エリート役員は空飛ぶ天使を溺愛したくてたまらない
 莉桜は担当のシートブースのドアを軽くノックする。
「恐れ入ります。お客さま、お飲みものはいかがですか?」
 そして例の5Aのお客さまのシートももちろん確認をする。

「ワイン、シャトーマルゴリア」
 確かに顔は赤くなっていないが、少しアルコール臭がした。上空だとお酒の回りが早くなるため、さらに飲んで大丈夫だろうかと莉桜は心配にはなったけれども今の時点でくれというものを断るわけにもいかない。

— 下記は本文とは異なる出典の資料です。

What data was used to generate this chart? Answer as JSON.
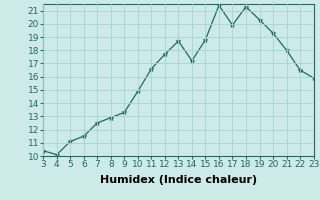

 しかもそのワインは本日のおすすめの高いワインなのだ。楽しみにしているお客さまもいるため、簡単に断れなかった。
 尊大な雰囲気や乱暴な物言いにも莉桜は慣れている。
 にこりと笑顔を返した。
「本日おすすめのワインでございます。ご用意いたします」

 ギャレーに戻った莉桜はワインのお客さまにはグラス、温かい飲み物を希望されたお客さまにはカップとソーサーなど、どんどん準備を進めていく。
 すべてのシートにサービスを終えた後はグラスやカップの片付けだ。トレイを手にして一つ一つのシートを回り、カップなどを回収してゆく。もちろん5Aシートもだ。